Tomás Händel e a sua paixão pelo Vitória, Ricardo Quaresma e o sucesso no Estrela Vermelha

  1. Tomás Händel joga no Estrela Vermelha
  2. Händel foi formado no Vitória
  3. Ricardo Quaresma foi uma influência para Händel
  4. Händel trabalhou com Rui Borges no Vitória

Tomás Händel, atualmente no Estrela Vermelha, recorda com carinho a sua formação no Vitória e as figuras que o marcaram. Entre elas, destaca a presença de Ricardo Quaresma no balneário. “Foi algo monstruoso. Foi incrível e tive a sorte de nos darmos muito bem. Aproveitei ao máximo. Falei muito com ele sobre o percurso de carreira e aprendi com a tranquilidade que demonstrou em campo. Por vezes, o segredo está em não pensar demasiado, jogando com calma”, partilha Händel, evidenciando o impacto do “Harry Potter” na sua carreira. A sua jornada começou no Moreirense, mas foi no Vitória que consolidou a sua paixão pelo futebol. “As captações na infância. Lembro-me de os meus pais me levarem lá e recordo com saudade. Foi na academia do Vitória. Cheguei ao Vitória depois de começar no Moreirense e guardo amigos desde então. Sempre joguei por diversão e nunca diria que chegaria a este patamar. Fui ganhando noção e sinto-me realizado, mas quero mais.”
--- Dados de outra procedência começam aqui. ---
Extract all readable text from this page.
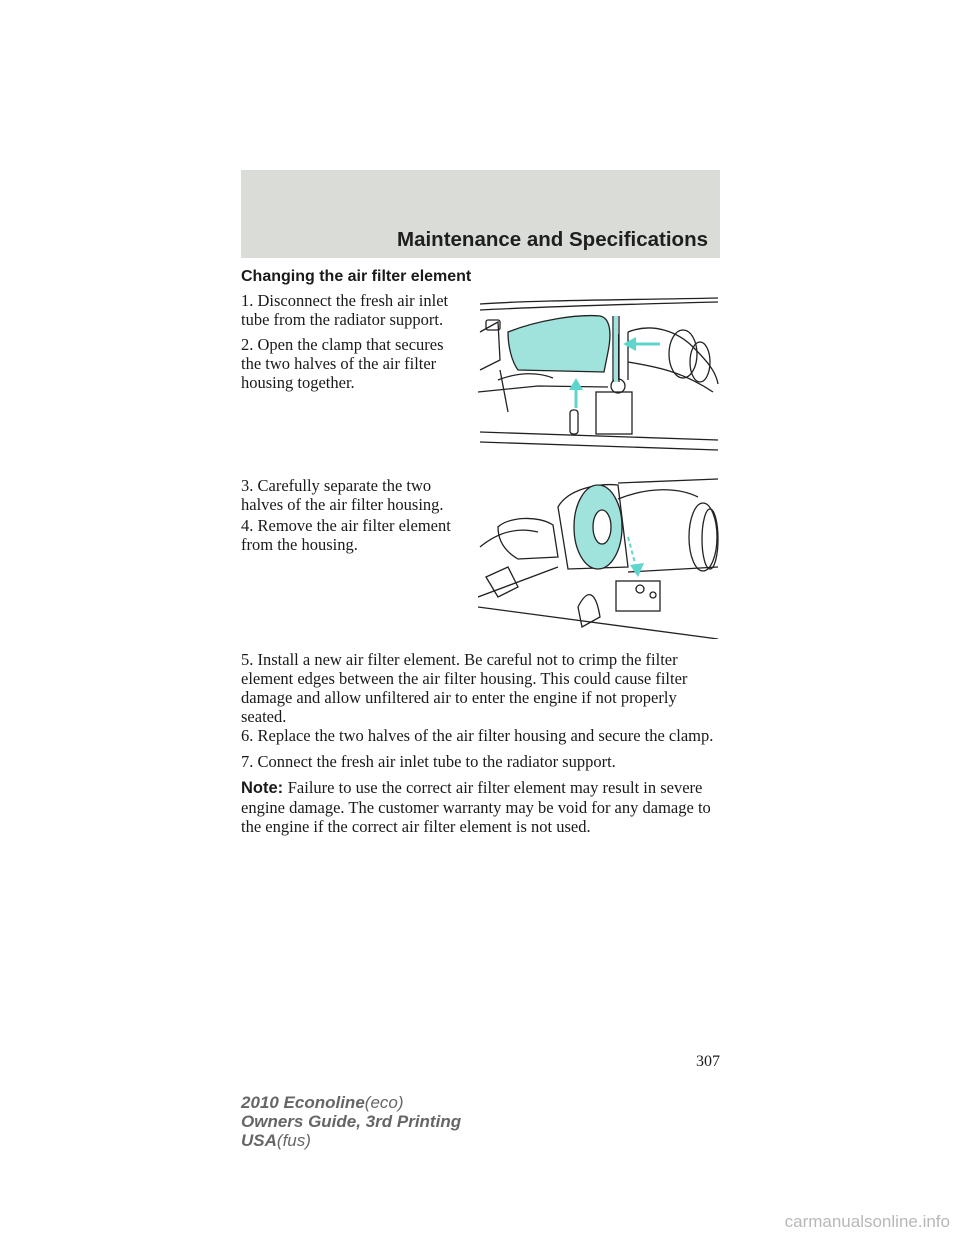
Maintenance and Specifications
Changing the air filter element

1. Disconnect the fresh air inlet tube from the radiator support.

2. Open the clamp that secures the two halves of the air filter housing together.

3. Carefully separate the two halves of the air filter housing.

4. Remove the air filter element from the housing.

5. Install a new air filter element. Be careful not to crimp the filter element edges between the air filter housing. This could cause filter damage and allow unfiltered air to enter the engine if not properly seated.

6. Replace the two halves of the air filter housing and secure the clamp.

7. Connect the fresh air inlet tube to the radiator support.

Note: Failure to use the correct air filter element may result in severe engine damage. The customer warranty may be void for any damage to the engine if the correct air filter element is not used.

307
2010 Econoline(eco)
Owners Guide, 3rd Printing
USA(fus)
carmanualsonline.info
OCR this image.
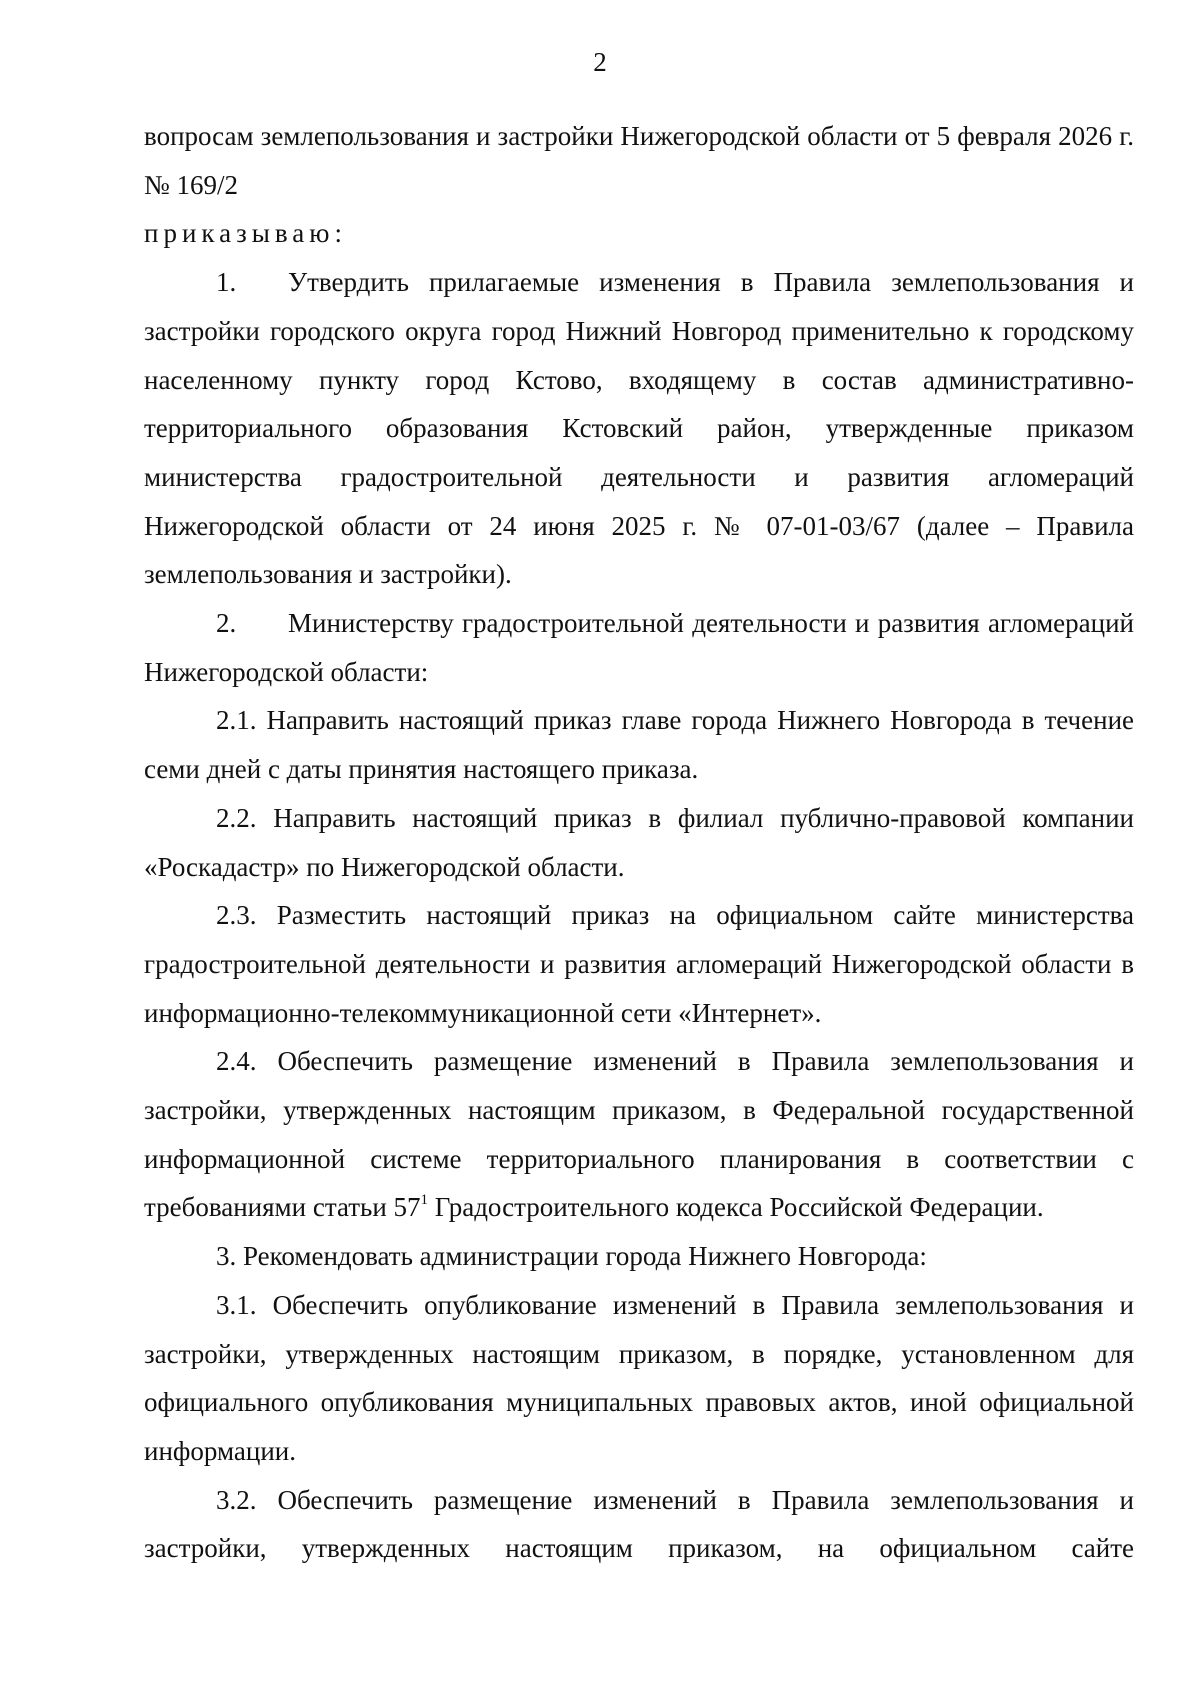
2

вопросам землепользования и застройки Нижегородской области от 5 февраля 2026 г. № 169/2

приказываю:

1. Утвердить прилагаемые изменения в Правила землепользования и застройки городского округа город Нижний Новгород применительно к городскому населенному пункту город Кстово, входящему в состав административно-территориального образования Кстовский район, утвержденные приказом министерства градостроительной деятельности и развития агломераций Нижегородской области от 24 июня 2025 г. № 07-01-03/67 (далее – Правила землепользования и застройки).

2. Министерству градостроительной деятельности и развития агломераций Нижегородской области:

2.1. Направить настоящий приказ главе города Нижнего Новгорода в течение семи дней с даты принятия настоящего приказа.

2.2. Направить настоящий приказ в филиал публично-правовой компании «Роскадастр» по Нижегородской области.

2.3. Разместить настоящий приказ на официальном сайте министерства градостроительной деятельности и развития агломераций Нижегородской области в информационно-телекоммуникационной сети «Интернет».

2.4. Обеспечить размещение изменений в Правила землепользования и застройки, утвержденных настоящим приказом, в Федеральной государственной информационной системе территориального планирования в соответствии с требованиями статьи $57^1$ Градостроительного кодекса Российской Федерации.

3. Рекомендовать администрации города Нижнего Новгорода:

3.1. Обеспечить опубликование изменений в Правила землепользования и застройки, утвержденных настоящим приказом, в порядке, установленном для официального опубликования муниципальных правовых актов, иной официальной информации.

3.2. Обеспечить размещение изменений в Правила землепользования и застройки, утвержденных настоящим приказом, на официальном сайте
Händel não esconde a sua admiração por outros técnicos e colegas de equipa. Sobre Rui Borges, com quem trabalhou na equipa principal do Vitória, afirma: “Gostei muito. O sucesso que vai conseguindo não me surpreende. Marcou-me pela forma como preparou os jogos, pelo estudo ao pormenor. Ao mesmo tempo, dá-nos liberdade no campo. Sabemos exatamente o que fazer e estamos confortáveis, a qualidade surge com naturalidade. O trajeto do Rui Borges não me surpreende e vai continuar a ser feliz.” Já o mister Alex Costa, de quem foi treinado nas camadas jovens, “foi jogador do Vitória e é um apaixonado pelo Vitória. Também trabalhei com ele nos sub-19 e na equipa B. Sempre foi intenso e exigente, talvez diferente do que se espera na formação. A mensagem já era direcionada para o ganhar. Foi um bom professor e acrescentou-me ambição. É um excelente agregador.”

Apesar de estar a construir uma carreira de sucesso no estrangeiro, Tomás Händel mantém o Vitória no coração. “Já estava no Vitória há muitos anos, fiz lá toda a minha formação e fazia sentido dar o próximo passo, a nível financeiro – o que é secundário – mas sobretudo a nível desportivo”, revela sobre a sua saída para o Estrela Vermelha. A sua paixão pelo clube é inegável, mesmo à distância, e relembra também a conquista da Taça da Liga: “Não consegui festejar muito a conquista da Taça da Liga, o que me deixa triste, mas sinto que tudo o que fiz também contribuiu. Fiquei muito feliz pelo Vitória.” Händel sublinha a sua paixão pelo Vitória e a importância da sua formação para o seu percurso. “Nada em Portugal se compara. O dérbi do Minho é muito especial, mas aqui parece religião, uma escolha de vida”, compara com a vivência de dérbis no estrangeiro, mostrando um carinho especial pelo seu antigo clube.